È un personaggio che ho amato fin dalla prima lettura del copione e in più mi è stato proposto un personaggio con una chiave nuova per me. Dato che mi piacciono le sfide, ho accettato. Si è vero, molti non mi hanno riconosciuto subito ma succedeva anche sul set. I primi giorni, pensa che c’era un operatore che stava con me sul lavoro di Caravaggio che non ci credeva fossi io... ho dovuto togliere gli occhiali!

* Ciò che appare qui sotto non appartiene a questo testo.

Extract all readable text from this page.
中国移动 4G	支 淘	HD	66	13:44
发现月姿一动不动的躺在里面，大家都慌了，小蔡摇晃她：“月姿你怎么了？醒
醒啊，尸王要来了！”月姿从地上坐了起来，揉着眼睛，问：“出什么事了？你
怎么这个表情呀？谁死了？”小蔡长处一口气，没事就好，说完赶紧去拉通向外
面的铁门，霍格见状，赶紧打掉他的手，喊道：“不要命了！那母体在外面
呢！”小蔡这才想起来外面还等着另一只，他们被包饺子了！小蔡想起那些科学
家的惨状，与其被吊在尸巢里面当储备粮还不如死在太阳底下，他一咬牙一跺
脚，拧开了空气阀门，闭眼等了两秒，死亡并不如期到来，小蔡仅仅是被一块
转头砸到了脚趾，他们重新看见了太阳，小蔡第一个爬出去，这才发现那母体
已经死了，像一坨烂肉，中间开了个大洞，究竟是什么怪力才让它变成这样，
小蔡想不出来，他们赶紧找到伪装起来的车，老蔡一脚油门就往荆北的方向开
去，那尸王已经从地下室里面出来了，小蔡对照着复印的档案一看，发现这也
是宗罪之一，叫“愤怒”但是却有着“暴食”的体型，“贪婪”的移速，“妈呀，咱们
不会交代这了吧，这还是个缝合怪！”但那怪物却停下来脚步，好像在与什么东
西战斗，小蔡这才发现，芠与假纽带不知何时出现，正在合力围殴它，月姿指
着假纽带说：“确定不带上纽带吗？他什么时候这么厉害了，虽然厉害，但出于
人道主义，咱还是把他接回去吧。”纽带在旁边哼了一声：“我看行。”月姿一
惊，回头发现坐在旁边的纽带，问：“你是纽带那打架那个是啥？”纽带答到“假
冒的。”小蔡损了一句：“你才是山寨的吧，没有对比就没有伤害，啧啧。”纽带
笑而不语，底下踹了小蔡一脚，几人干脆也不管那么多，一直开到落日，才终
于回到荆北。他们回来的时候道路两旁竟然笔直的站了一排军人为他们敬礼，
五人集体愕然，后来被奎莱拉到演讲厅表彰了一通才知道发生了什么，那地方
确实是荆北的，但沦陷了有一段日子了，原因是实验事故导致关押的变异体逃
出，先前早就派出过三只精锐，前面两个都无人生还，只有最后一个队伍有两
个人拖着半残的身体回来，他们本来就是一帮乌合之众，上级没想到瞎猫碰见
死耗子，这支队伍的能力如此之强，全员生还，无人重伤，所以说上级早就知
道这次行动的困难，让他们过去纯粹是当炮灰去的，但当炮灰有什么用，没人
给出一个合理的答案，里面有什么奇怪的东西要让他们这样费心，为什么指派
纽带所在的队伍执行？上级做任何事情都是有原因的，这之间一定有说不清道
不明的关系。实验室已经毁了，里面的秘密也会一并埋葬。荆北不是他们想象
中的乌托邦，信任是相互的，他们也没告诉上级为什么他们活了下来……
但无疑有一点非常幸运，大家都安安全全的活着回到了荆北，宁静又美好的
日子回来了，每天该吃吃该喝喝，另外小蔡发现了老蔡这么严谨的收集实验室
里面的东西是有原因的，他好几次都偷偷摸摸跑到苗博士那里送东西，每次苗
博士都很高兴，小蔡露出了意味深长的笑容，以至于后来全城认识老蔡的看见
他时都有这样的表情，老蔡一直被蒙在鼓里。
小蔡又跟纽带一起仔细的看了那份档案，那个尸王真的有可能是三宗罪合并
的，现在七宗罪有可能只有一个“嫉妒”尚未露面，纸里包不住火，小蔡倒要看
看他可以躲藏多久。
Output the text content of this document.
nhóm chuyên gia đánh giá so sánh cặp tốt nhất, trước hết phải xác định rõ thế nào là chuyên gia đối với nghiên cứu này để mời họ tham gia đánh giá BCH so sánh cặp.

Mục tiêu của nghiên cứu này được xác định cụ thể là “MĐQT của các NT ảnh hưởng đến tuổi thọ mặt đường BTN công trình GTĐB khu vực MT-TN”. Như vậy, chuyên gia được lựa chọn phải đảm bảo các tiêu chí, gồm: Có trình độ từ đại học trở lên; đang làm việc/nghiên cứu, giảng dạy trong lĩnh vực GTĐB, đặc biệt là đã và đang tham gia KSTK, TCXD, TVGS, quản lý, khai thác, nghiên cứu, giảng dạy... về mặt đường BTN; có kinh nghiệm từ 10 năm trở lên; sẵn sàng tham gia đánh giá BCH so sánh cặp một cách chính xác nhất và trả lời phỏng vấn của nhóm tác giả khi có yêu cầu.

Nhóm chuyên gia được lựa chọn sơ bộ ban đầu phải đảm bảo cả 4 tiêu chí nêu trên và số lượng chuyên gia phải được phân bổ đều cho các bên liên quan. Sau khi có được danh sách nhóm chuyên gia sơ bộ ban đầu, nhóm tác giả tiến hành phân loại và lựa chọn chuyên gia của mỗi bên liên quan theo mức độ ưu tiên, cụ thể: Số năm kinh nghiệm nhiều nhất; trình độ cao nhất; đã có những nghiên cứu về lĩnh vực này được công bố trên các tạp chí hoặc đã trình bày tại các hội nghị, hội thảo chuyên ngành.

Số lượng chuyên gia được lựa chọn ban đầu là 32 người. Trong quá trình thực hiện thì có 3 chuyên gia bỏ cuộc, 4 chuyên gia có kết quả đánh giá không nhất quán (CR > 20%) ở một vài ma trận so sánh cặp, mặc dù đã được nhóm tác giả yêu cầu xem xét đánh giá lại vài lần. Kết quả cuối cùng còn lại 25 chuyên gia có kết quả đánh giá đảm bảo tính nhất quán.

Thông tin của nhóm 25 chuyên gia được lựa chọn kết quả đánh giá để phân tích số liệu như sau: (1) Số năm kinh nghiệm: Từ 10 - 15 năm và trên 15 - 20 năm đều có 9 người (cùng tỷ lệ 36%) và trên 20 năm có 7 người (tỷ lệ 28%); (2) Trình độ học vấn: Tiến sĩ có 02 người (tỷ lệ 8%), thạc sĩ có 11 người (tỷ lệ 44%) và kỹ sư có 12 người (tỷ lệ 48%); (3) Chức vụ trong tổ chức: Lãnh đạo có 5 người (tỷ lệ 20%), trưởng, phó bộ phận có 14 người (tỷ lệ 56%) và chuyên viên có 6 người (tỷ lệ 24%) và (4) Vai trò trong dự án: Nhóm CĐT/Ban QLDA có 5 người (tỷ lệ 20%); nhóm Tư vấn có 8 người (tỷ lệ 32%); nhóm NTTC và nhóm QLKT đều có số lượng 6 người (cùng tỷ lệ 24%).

Cosa le è piaciuto di questo personaggio? Si aspettava che il pubblico lo trovasse così irresistibile?È una versione moderna ed umanizzata del Brutto Anatroccolo?
Non so se è una versione moderna del Brutto Anatroccolo, questo lo si dovrebbe chiedere ad Ivan Cotroneo lo sceneggiatore, e non sapevo sinceramente come avrebbe reagito il pubblico ma ho scelto di farlo perché a dispetto di ciò che appare è un personaggio complesso, dedito totalmente e ciecamente al suo lavoro dato che è una grandissima passione, fuori posto in società ma pienamente in armonia nella natura e fra gli uccelli, sensibile, impacciato, fragile nella vita quotidiana ma molto forte e solido nei valori morali ed etici.
Lei ha interpretato personaggi storici realmente esistiti come Caravaggio e Puccini ed immagino che abbia studiato a lungo per renderli così credibili. Cosa ha studiato per interpretare Adriano Ventoni che è un personaggio di pura fantasia?
Ho cercato le corde interiori che erano scritte in sceneggiatura e mi sono un po’ avvicinato al mondo della Lipu e poi mi sono lasciato trascinare dagli eventi che accadevano sul set, cercavo sempre di farmi sorprendere, cercavo di essere uno che non aveva nulla sotto controllo ma erano le situazioni a trascinarlo.